🤖 AI Summary
This study addresses the generalization bottleneck in dementia diagnosis arising from insufficient semantic understanding of tabular data across heterogeneous electronic health record (EHR) schemas. To overcome this challenge, the authors propose a large language model (LLM)-based zero-shot tabular representation method that automatically converts structured clinical variables into natural language descriptions, generating transferable table embeddings. These embeddings are then fused with MRI data to construct a multimodal diagnostic framework. Notably, this approach achieves zero-shot alignment across disparate EHR schemas without manual feature engineering or model retraining.
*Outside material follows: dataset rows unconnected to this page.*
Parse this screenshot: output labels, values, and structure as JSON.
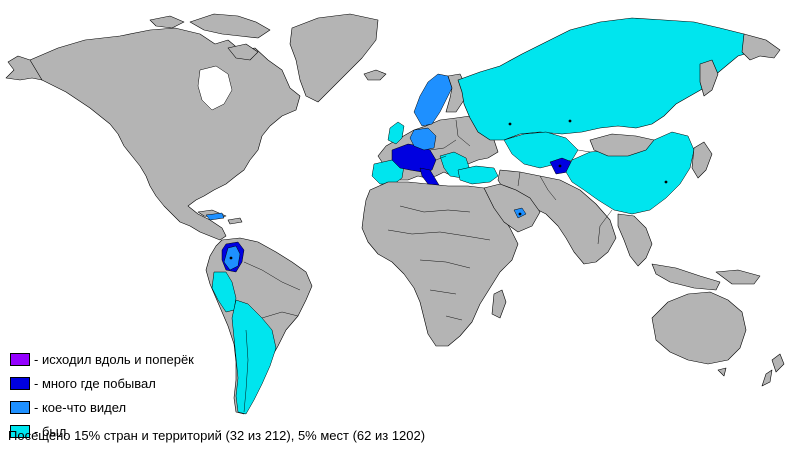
{
  "colors": {
    "land": "#b4b4b4",
    "level_1": "#00e5ee",
    "level_2": "#1e90ff",
    "level_3": "#0000e0",
    "level_4": "#9400ff"
  },
  "legend": [
    {
      "label": "- исходил вдоль и поперёк",
      "color": "#9400ff"
    },
    {
      "label": "- много где побывал",
      "color": "#0000e0"
    },
    {
      "label": "- кое-что видел",
      "color": "#1e90ff"
    },
    {
      "label": "- был",
      "color": "#00e5ee"
    }
  ],
  "summary": "Посещено 15% стран и территорий (32 из 212), 5% мест (62 из 1202)"
}
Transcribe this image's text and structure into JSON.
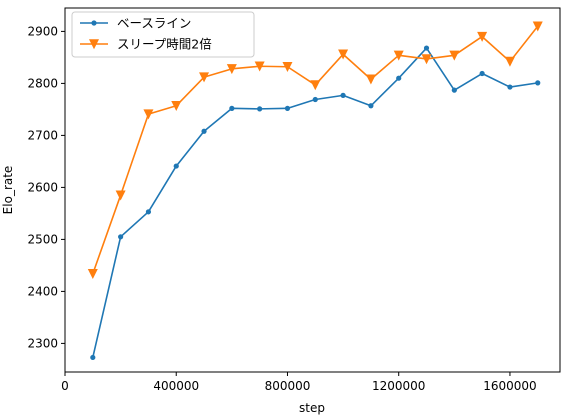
{
  "chart_data": {
    "type": "line",
    "xlabel": "step",
    "ylabel": "Elo_rate",
    "xlim": [
      0,
      1780000
    ],
    "ylim": [
      2245,
      2945
    ],
    "x_ticks": [
      0,
      400000,
      800000,
      1200000,
      1600000
    ],
    "x_tick_labels": [
      "0",
      "400000",
      "800000",
      "1200000",
      "1600000"
    ],
    "y_ticks": [
      2300,
      2400,
      2500,
      2600,
      2700,
      2800,
      2900
    ],
    "y_tick_labels": [
      "2300",
      "2400",
      "2500",
      "2600",
      "2700",
      "2800",
      "2900"
    ],
    "grid": false,
    "legend_position": "top-left",
    "x": [
      100000,
      200000,
      300000,
      400000,
      500000,
      600000,
      700000,
      800000,
      900000,
      1000000,
      1100000,
      1200000,
      1300000,
      1400000,
      1500000,
      1600000,
      1700000
    ],
    "series": [
      {
        "name": "ベースライン",
        "color": "#1f77b4",
        "marker": "circle",
        "values": [
          2273,
          2505,
          2553,
          2641,
          2708,
          2752,
          2751,
          2752,
          2769,
          2777,
          2757,
          2810,
          2868,
          2787,
          2819,
          2793,
          2801
        ]
      },
      {
        "name": "スリープ時間2倍",
        "color": "#ff7f0e",
        "marker": "triangle-down",
        "values": [
          2434,
          2585,
          2741,
          2757,
          2812,
          2828,
          2833,
          2832,
          2797,
          2856,
          2808,
          2854,
          2847,
          2854,
          2890,
          2842,
          2910
        ]
      }
    ]
  }
}
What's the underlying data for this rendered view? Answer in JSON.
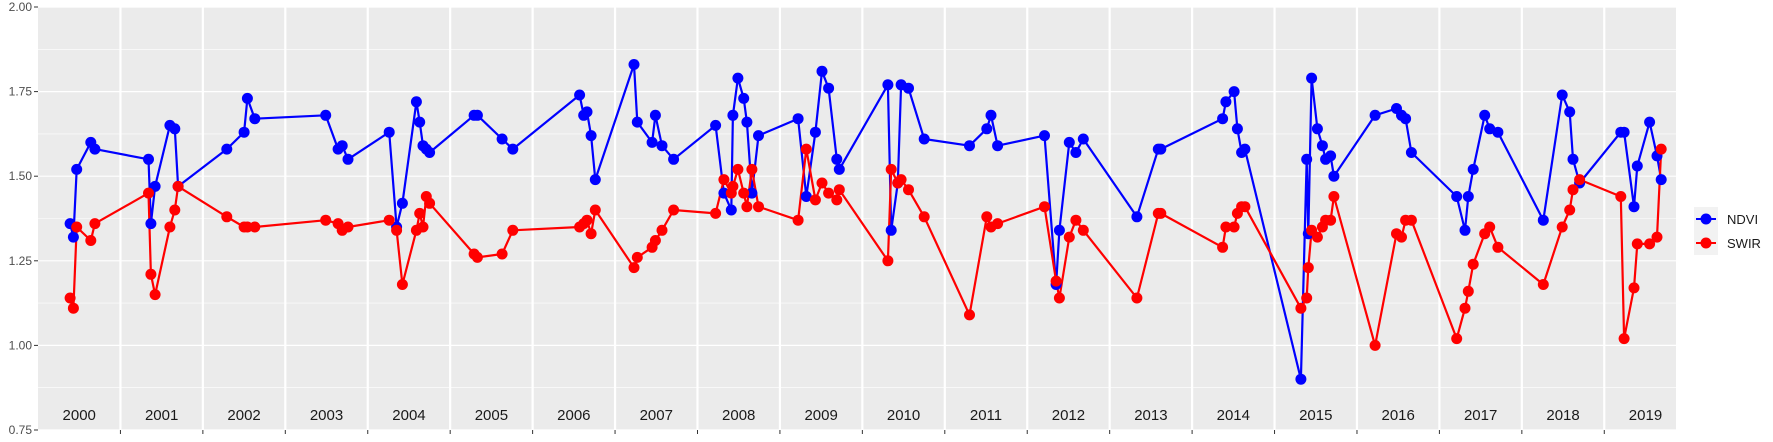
{
  "chart_data": {
    "type": "line",
    "title": "",
    "xlabel": "",
    "ylabel": "",
    "xlim": [
      2000.0,
      2019.87
    ],
    "ylim": [
      0.75,
      2.0
    ],
    "grid": true,
    "legend_position": "right",
    "yticks": [
      "0.75",
      "1.00",
      "1.25",
      "1.50",
      "1.75",
      "2.00"
    ],
    "ytick_values": [
      0.75,
      1.0,
      1.25,
      1.5,
      1.75,
      2.0
    ],
    "year_labels": [
      "2000",
      "2001",
      "2002",
      "2003",
      "2004",
      "2005",
      "2006",
      "2007",
      "2008",
      "2009",
      "2010",
      "2011",
      "2012",
      "2013",
      "2014",
      "2015",
      "2016",
      "2017",
      "2018",
      "2019"
    ],
    "x": [
      2000.39,
      2000.43,
      2000.47,
      2000.64,
      2000.69,
      2001.34,
      2001.37,
      2001.42,
      2001.6,
      2001.66,
      2001.7,
      2002.29,
      2002.5,
      2002.54,
      2002.63,
      2003.49,
      2003.64,
      2003.69,
      2003.76,
      2004.26,
      2004.35,
      2004.42,
      2004.59,
      2004.63,
      2004.67,
      2004.71,
      2004.75,
      2005.29,
      2005.33,
      2005.63,
      2005.76,
      2006.57,
      2006.62,
      2006.66,
      2006.71,
      2006.76,
      2007.23,
      2007.27,
      2007.45,
      2007.49,
      2007.57,
      2007.71,
      2008.22,
      2008.32,
      2008.41,
      2008.43,
      2008.49,
      2008.56,
      2008.6,
      2008.66,
      2008.74,
      2009.22,
      2009.32,
      2009.43,
      2009.51,
      2009.59,
      2009.69,
      2009.72,
      2010.31,
      2010.35,
      2010.43,
      2010.47,
      2010.56,
      2010.75,
      2011.3,
      2011.51,
      2011.56,
      2011.64,
      2012.21,
      2012.35,
      2012.39,
      2012.51,
      2012.59,
      2012.68,
      2013.33,
      2013.59,
      2013.62,
      2014.37,
      2014.41,
      2014.51,
      2014.55,
      2014.6,
      2014.64,
      2015.32,
      2015.39,
      2015.41,
      2015.45,
      2015.52,
      2015.58,
      2015.62,
      2015.68,
      2015.72,
      2016.22,
      2016.48,
      2016.54,
      2016.59,
      2016.66,
      2017.21,
      2017.31,
      2017.35,
      2017.41,
      2017.55,
      2017.61,
      2017.71,
      2018.26,
      2018.49,
      2018.58,
      2018.62,
      2018.7,
      2019.2,
      2019.24,
      2019.36,
      2019.4,
      2019.55,
      2019.64,
      2019.69
    ],
    "series": [
      {
        "name": "NDVI",
        "color": "#0000ff",
        "values": [
          1.36,
          1.32,
          1.52,
          1.6,
          1.58,
          1.55,
          1.36,
          1.47,
          1.65,
          1.64,
          1.47,
          1.58,
          1.63,
          1.73,
          1.67,
          1.68,
          1.58,
          1.59,
          1.55,
          1.63,
          1.35,
          1.42,
          1.72,
          1.66,
          1.59,
          1.58,
          1.57,
          1.68,
          1.68,
          1.61,
          1.58,
          1.74,
          1.68,
          1.69,
          1.62,
          1.49,
          1.83,
          1.66,
          1.6,
          1.68,
          1.59,
          1.55,
          1.65,
          1.45,
          1.4,
          1.68,
          1.79,
          1.73,
          1.66,
          1.45,
          1.62,
          1.67,
          1.44,
          1.63,
          1.81,
          1.76,
          1.55,
          1.52,
          1.77,
          1.34,
          1.48,
          1.77,
          1.76,
          1.61,
          1.59,
          1.64,
          1.68,
          1.59,
          1.62,
          1.18,
          1.34,
          1.6,
          1.57,
          1.61,
          1.38,
          1.58,
          1.58,
          1.67,
          1.72,
          1.75,
          1.64,
          1.57,
          1.58,
          0.9,
          1.55,
          1.33,
          1.79,
          1.64,
          1.59,
          1.55,
          1.56,
          1.5,
          1.68,
          1.7,
          1.68,
          1.67,
          1.57,
          1.44,
          1.34,
          1.44,
          1.52,
          1.68,
          1.64,
          1.63,
          1.37,
          1.74,
          1.69,
          1.55,
          1.48,
          1.63,
          1.63,
          1.41,
          1.53,
          1.66,
          1.56,
          1.49
        ]
      },
      {
        "name": "SWIR",
        "color": "#ff0000",
        "values": [
          1.14,
          1.11,
          1.35,
          1.31,
          1.36,
          1.45,
          1.21,
          1.15,
          1.35,
          1.4,
          1.47,
          1.38,
          1.35,
          1.35,
          1.35,
          1.37,
          1.36,
          1.34,
          1.35,
          1.37,
          1.34,
          1.18,
          1.34,
          1.39,
          1.35,
          1.44,
          1.42,
          1.27,
          1.26,
          1.27,
          1.34,
          1.35,
          1.36,
          1.37,
          1.33,
          1.4,
          1.23,
          1.26,
          1.29,
          1.31,
          1.34,
          1.4,
          1.39,
          1.49,
          1.45,
          1.47,
          1.52,
          1.45,
          1.41,
          1.52,
          1.41,
          1.37,
          1.58,
          1.43,
          1.48,
          1.45,
          1.43,
          1.46,
          1.25,
          1.52,
          1.48,
          1.49,
          1.46,
          1.38,
          1.09,
          1.38,
          1.35,
          1.36,
          1.41,
          1.19,
          1.14,
          1.32,
          1.37,
          1.34,
          1.14,
          1.39,
          1.39,
          1.29,
          1.35,
          1.35,
          1.39,
          1.41,
          1.41,
          1.11,
          1.14,
          1.23,
          1.34,
          1.32,
          1.35,
          1.37,
          1.37,
          1.44,
          1.0,
          1.33,
          1.32,
          1.37,
          1.37,
          1.02,
          1.11,
          1.16,
          1.24,
          1.33,
          1.35,
          1.29,
          1.18,
          1.35,
          1.4,
          1.46,
          1.49,
          1.44,
          1.02,
          1.17,
          1.3,
          1.3,
          1.32,
          1.58
        ]
      }
    ]
  }
}
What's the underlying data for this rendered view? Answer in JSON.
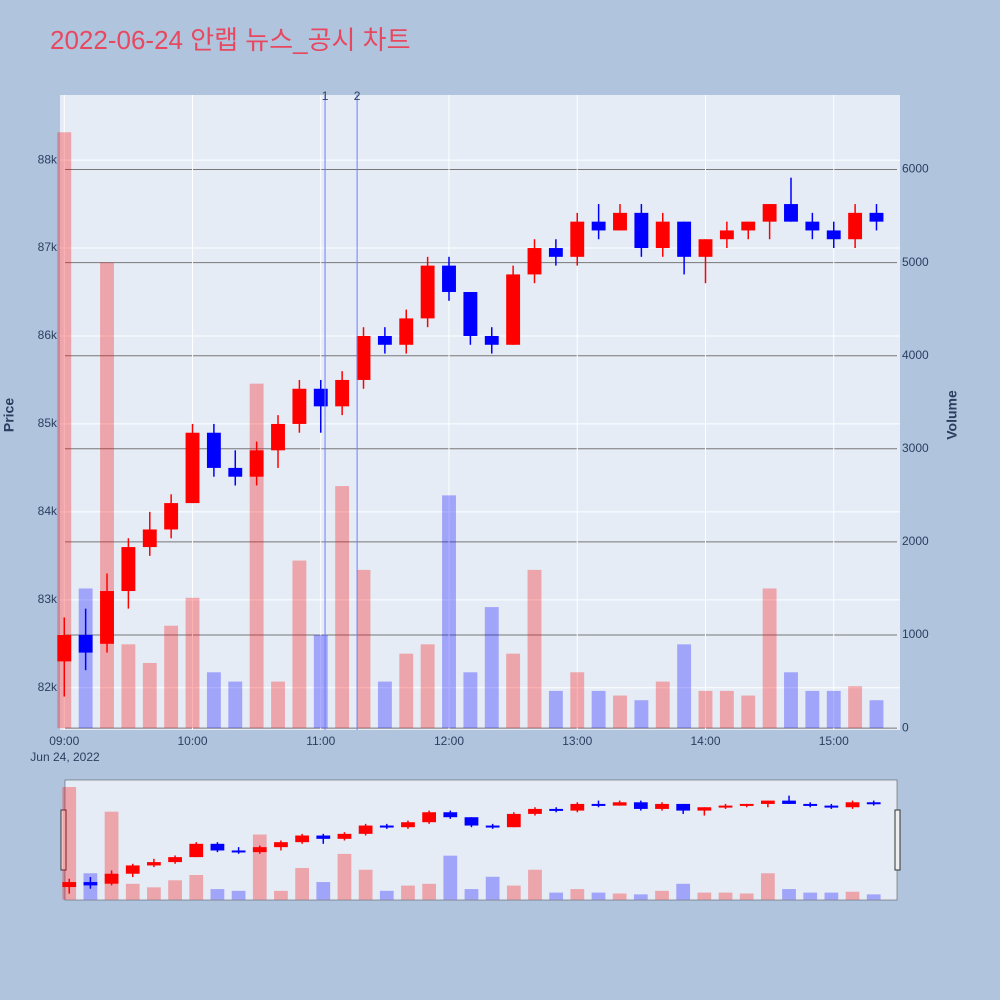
{
  "chart_data": {
    "type": "candlestick",
    "title": "2022-06-24 안랩 뉴스_공시 차트",
    "y_label": "Price",
    "y2_label": "Volume",
    "x_date_label": "Jun 24, 2022",
    "x": [
      "09:00",
      "09:10",
      "09:20",
      "09:30",
      "09:40",
      "09:50",
      "10:00",
      "10:10",
      "10:20",
      "10:30",
      "10:40",
      "10:50",
      "11:00",
      "11:10",
      "11:20",
      "11:30",
      "11:40",
      "11:50",
      "12:00",
      "12:10",
      "12:20",
      "12:30",
      "12:40",
      "12:50",
      "13:00",
      "13:10",
      "13:20",
      "13:30",
      "13:40",
      "13:50",
      "14:00",
      "14:10",
      "14:20",
      "14:30",
      "14:40",
      "14:50",
      "15:00",
      "15:10",
      "15:20"
    ],
    "open": [
      82300,
      82600,
      82500,
      83100,
      83600,
      83800,
      84100,
      84900,
      84500,
      84400,
      84700,
      85000,
      85400,
      85200,
      85500,
      86000,
      85900,
      86200,
      86800,
      86500,
      86000,
      85900,
      86700,
      87000,
      86900,
      87300,
      87200,
      87400,
      87000,
      87300,
      86900,
      87100,
      87200,
      87300,
      87500,
      87300,
      87200,
      87100,
      87400
    ],
    "high": [
      82800,
      82900,
      83300,
      83700,
      84000,
      84200,
      85000,
      85000,
      84700,
      84800,
      85100,
      85500,
      85500,
      85600,
      86100,
      86100,
      86300,
      86900,
      86900,
      86500,
      86100,
      86800,
      87100,
      87100,
      87400,
      87500,
      87500,
      87500,
      87400,
      87300,
      87100,
      87300,
      87300,
      87500,
      87800,
      87400,
      87300,
      87500,
      87500
    ],
    "low": [
      81900,
      82200,
      82400,
      82900,
      83500,
      83700,
      84100,
      84400,
      84300,
      84300,
      84500,
      84900,
      84900,
      85100,
      85400,
      85800,
      85800,
      86100,
      86400,
      85900,
      85800,
      85900,
      86600,
      86800,
      86800,
      87100,
      87200,
      86900,
      86900,
      86700,
      86600,
      87000,
      87100,
      87100,
      87300,
      87100,
      87000,
      87000,
      87200
    ],
    "close": [
      82600,
      82400,
      83100,
      83600,
      83800,
      84100,
      84900,
      84500,
      84400,
      84700,
      85000,
      85400,
      85200,
      85500,
      86000,
      85900,
      86200,
      86800,
      86500,
      86000,
      85900,
      86700,
      87000,
      86900,
      87300,
      87200,
      87400,
      87000,
      87300,
      86900,
      87100,
      87200,
      87300,
      87500,
      87300,
      87200,
      87100,
      87400,
      87300
    ],
    "volume": [
      6400,
      1500,
      5000,
      900,
      700,
      1100,
      1400,
      600,
      500,
      3700,
      500,
      1800,
      1000,
      2600,
      1700,
      500,
      800,
      900,
      2500,
      600,
      1300,
      800,
      1700,
      400,
      600,
      400,
      350,
      300,
      500,
      900,
      400,
      400,
      350,
      1500,
      600,
      400,
      400,
      450,
      300
    ],
    "increasing_color": "#ff0000",
    "decreasing_color": "#0000ff",
    "xlim": [
      "08:58",
      "15:31"
    ],
    "xticks": [
      "09:00",
      "10:00",
      "11:00",
      "12:00",
      "13:00",
      "14:00",
      "15:00"
    ],
    "ylim": [
      81520,
      88740
    ],
    "yticks": [
      {
        "value": 82000,
        "label": "82k"
      },
      {
        "value": 83000,
        "label": "83k"
      },
      {
        "value": 84000,
        "label": "84k"
      },
      {
        "value": 85000,
        "label": "85k"
      },
      {
        "value": 86000,
        "label": "86k"
      },
      {
        "value": 87000,
        "label": "87k"
      },
      {
        "value": 88000,
        "label": "88k"
      }
    ],
    "y2lim": [
      -20,
      6800
    ],
    "y2ticks": [
      0,
      1000,
      2000,
      3000,
      4000,
      5000,
      6000
    ],
    "annotations": [
      {
        "x": "11:02",
        "label": "1"
      },
      {
        "x": "11:17",
        "label": "2"
      }
    ],
    "grid": true,
    "rangeslider": true
  }
}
Evaluated on the NACC and ADNI datasets, the method significantly outperforms clinical baselines—including board-certified neurologists—demonstrating the potential of LLMs to enhance structured clinical reasoning in real-world, heterogeneous healthcare settings.
📝 Abstract
Machine learning for tabular data remains constrained by poor schema generalization, a challenge rooted in the lack of semantic understanding of structured variables. This challenge is particularly acute in domains like clinical medicine, where electronic health record (EHR) schemas vary significantly. To solve this problem, we propose Schema-Adaptive Tabular Representation Learning, a novel method that leverages large language models (LLMs) to create transferable tabular embeddings. By transforming structured variables into semantic natural language statements and encoding them with a pretrained LLM, our approach enables zero-shot alignment across unseen schemas without manual feature engineering or retraining. We integrate our encoder into a multimodal framework for dementia diagnosis, combining tabular and MRI data. Experiments on NACC and ADNI datasets demonstrate state-of-the-art performance and successful zero-shot transfer to unseen schemas, significantly outperforming clinical baselines, including board-certified neurologists, in retrospective diagnostic tasks. These results validate our LLM-driven approach as a scalable, robust solution for heterogeneous real-world data, offering a pathway to extend LLM-based reasoning to structured domains.